Uncle Sam Needs You in the War on Terror

Terror paranoia has reached fever pitch in the wake of the Paris bombings, and heads of state are calling on the same military leaders and immigration officials they have called on for decades to battle the threat. Might they be better served to enlist the aid of digital marketers?

In April Scott Atran, an anthropologist who teaches at Oxford, the University of Michigan, and the John Jay College of Criminal Justice, addressed the U.N. Security Council on the topic of youth recruitment by terrorist organizations. The themes he put forth are ones that, to my mind, should be more familiar to a social media team leader than to an Air Force Colonel. Here are some excerpts from Atran’s presentation. You be the judge.

Recruits are new customers:

They knew nothing of the Quran or Hadith, or of the early caliphs Omar and Othman, but had learned of Islam from Al Qaeda and ISIS propaganda, teaching that Muslims like them were targeted for elimination unless they first eliminated the impure.

They can’t be stopped at the border, because they are converted globally:

According to “The Management of Savagery”, the manifesto of the Al Qaeda in Mesopotamia and now ISIS, a global media plan should compel youth to “fly to the regions which we manage.”

Last summer an ICM poll revealed that more than one in four French youth – of all creeds – between the ages of 18 and 24 have a favorable attitude towards ISIS; and in Barcelona just this month five of 11 captured ISIS sympathizers who planned to blow up parts of the city were recent atheist or Christian converts.

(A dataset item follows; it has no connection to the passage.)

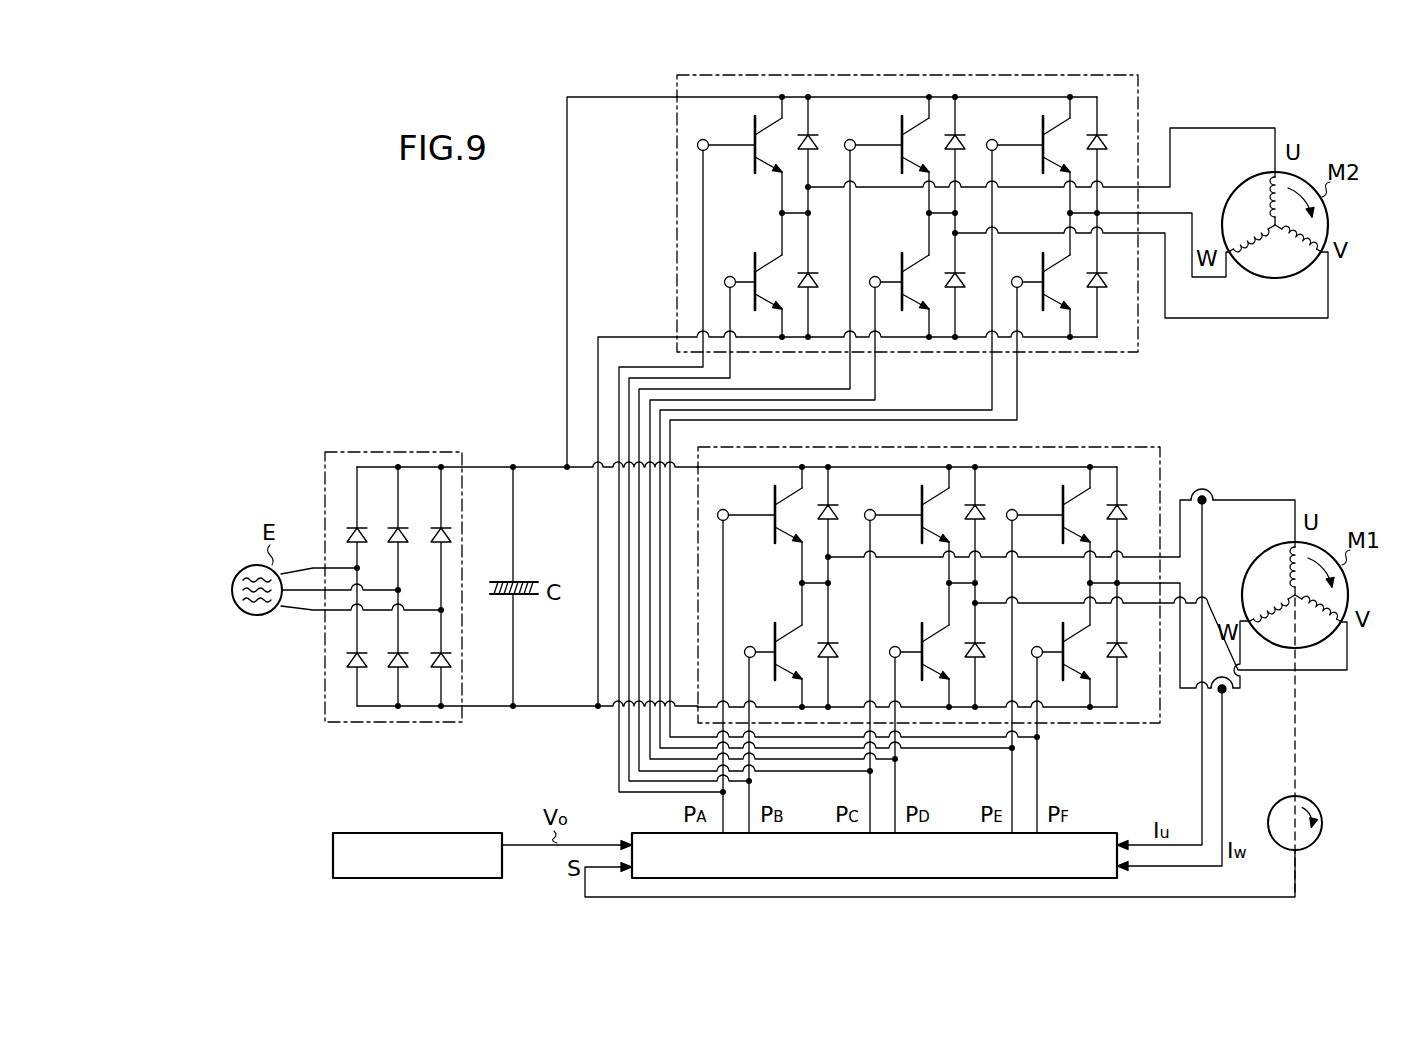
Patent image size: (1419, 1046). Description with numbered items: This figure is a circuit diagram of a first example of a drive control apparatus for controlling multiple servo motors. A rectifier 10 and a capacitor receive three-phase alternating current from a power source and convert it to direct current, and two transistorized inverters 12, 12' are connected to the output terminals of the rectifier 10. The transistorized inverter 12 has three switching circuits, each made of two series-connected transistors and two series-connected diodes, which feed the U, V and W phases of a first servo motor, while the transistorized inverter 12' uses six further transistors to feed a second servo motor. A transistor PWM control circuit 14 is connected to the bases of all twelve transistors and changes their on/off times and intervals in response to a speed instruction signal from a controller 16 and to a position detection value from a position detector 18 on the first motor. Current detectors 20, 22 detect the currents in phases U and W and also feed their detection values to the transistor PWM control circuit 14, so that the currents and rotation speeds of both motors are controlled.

They are captured on websites and nurtured via social media:

The appeal of Al Qaeda or ISIS is not about jihadi websites, which are mostly blather and bombast, although they can be an initial attractor. It’s about what comes after. There are nearly 50,000 Twitter hashtags supporting ISIS, with an average of some 1,000 followers each. They succeed by providing opportunities for personal engagement, where people have an audience with whom they can share and refine their grievances, hope, and desires.

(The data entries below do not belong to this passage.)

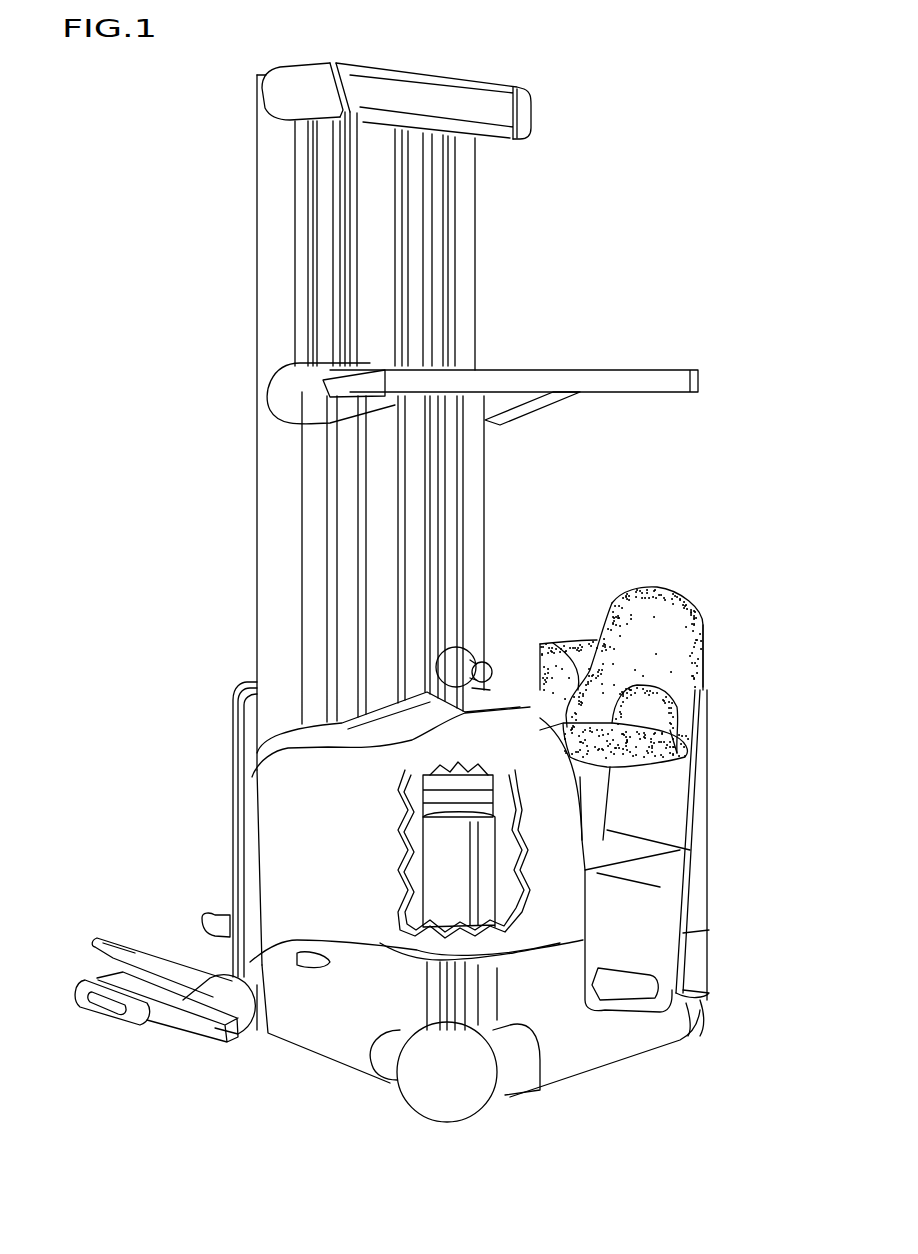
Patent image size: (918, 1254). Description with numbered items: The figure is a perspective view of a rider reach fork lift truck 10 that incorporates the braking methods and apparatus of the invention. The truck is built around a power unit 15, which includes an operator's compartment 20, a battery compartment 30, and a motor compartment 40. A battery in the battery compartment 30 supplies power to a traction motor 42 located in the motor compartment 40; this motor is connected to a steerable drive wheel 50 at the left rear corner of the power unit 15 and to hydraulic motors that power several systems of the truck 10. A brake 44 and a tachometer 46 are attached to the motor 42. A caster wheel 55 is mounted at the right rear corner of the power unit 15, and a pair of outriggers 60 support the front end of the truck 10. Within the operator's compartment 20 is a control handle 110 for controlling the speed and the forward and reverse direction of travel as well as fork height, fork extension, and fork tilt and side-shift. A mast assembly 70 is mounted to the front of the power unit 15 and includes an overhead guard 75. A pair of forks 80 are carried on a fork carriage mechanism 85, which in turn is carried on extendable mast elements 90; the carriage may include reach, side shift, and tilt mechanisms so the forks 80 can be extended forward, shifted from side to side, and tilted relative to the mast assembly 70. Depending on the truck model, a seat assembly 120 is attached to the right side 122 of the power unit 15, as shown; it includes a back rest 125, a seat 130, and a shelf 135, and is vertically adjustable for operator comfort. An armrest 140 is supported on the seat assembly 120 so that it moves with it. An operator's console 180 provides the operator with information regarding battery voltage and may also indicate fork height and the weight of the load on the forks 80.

The rider reach fork lift truck 10 is at (212, 791).
The power unit 15 is at (622, 1066).
The operator's compartment 20 is at (638, 819).
The battery compartment 30 is at (332, 910).
The motor compartment 40 is at (386, 778).
The traction motor 42 is at (485, 880).
The brake 44 is at (428, 800).
The tachometer 46 is at (524, 736).
The steerable drive wheel 50 is at (460, 1093).
The caster wheel 55 is at (702, 1013).
The outriggers 60 is at (137, 1023).
The mast assembly 70 is at (247, 516).
The overhead guard 75 is at (698, 380).
The forks 80 is at (203, 917).
The fork carriage mechanism 85 is at (230, 708).
The extendable mast elements 90 is at (476, 243).
The control handle 110 is at (465, 650).
The seat assembly 120 is at (690, 588).
The right side 122 is at (710, 808).
The back rest 125 is at (706, 634).
The seat 130 is at (660, 768).
The shelf 135 is at (652, 707).
The armrest 140 is at (554, 643).
The operator's console 180 is at (462, 713).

Young targets are open to the message:

When I hear another tired appeal to “moderate Islam,” usually from much older folk, I ask: Are you kidding? Don’t any of you have teenage children? When did “moderate” anything have wide appeal for youth yearning for adventure, glory, and significance?

Personalization is crucial:

In contrast, government digital “outreach” programs typically provide generic religious and ideological “counter-narratives,” seemingly deaf to the personal circumstances of their audiences. They cannot create the intimate social networks that dreamers need…. And any serious engagement must be attuned to individuals and their networks, not to mass marketing of repetitive messages. Young people empathize with each other; they generally don’t lecture at one another.

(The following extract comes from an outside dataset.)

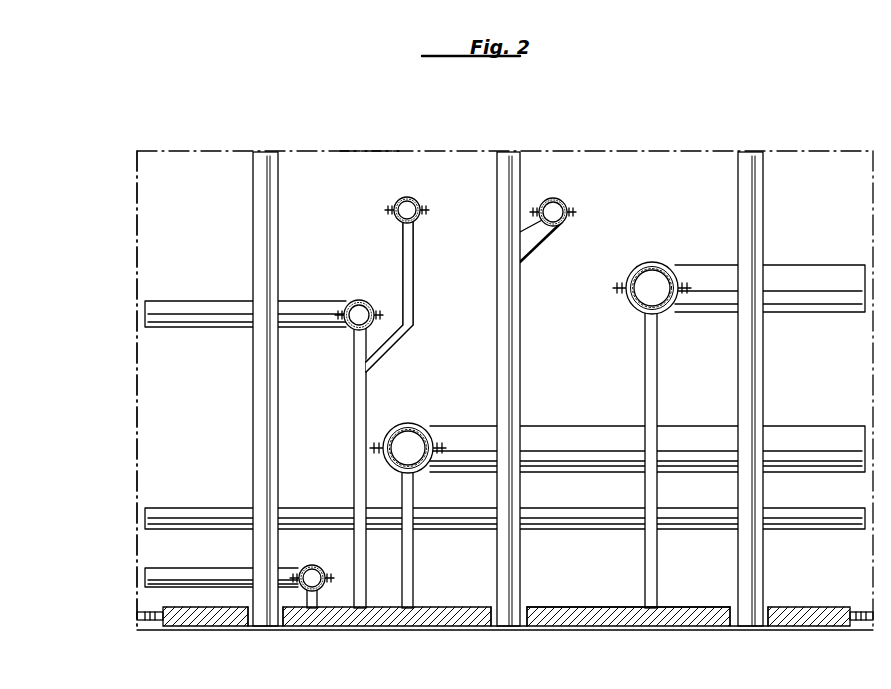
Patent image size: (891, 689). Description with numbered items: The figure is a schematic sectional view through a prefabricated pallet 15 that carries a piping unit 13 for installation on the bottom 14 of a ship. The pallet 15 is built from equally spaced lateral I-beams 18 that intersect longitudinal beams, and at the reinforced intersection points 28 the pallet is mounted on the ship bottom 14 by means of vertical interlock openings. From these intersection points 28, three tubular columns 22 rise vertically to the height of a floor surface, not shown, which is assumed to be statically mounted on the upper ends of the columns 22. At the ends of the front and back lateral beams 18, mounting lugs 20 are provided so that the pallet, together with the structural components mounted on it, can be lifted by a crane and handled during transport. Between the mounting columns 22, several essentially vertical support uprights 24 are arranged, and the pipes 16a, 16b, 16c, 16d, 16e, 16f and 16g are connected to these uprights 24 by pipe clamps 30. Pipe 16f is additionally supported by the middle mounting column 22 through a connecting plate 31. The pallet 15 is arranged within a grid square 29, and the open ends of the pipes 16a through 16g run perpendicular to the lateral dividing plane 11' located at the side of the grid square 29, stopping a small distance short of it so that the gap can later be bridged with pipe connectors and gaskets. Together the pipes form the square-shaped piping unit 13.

Still, referrals from family and friends are the gold standard:

About three out of every four people who join Al Qaeda or ISIS do so through friends, most of the rest through family or fellow travelers in search of a meaningful path in life.

If Atran is correct, and jihadism is cultivated globally among key youth segments on the Internet and not locally among indigenous Muslim populations, perhaps some readers of this website might prove more valuable to Obama, Hollande, and Cameron in their war on terror than readers of Jane’s Defence Weekly. Any volunteers?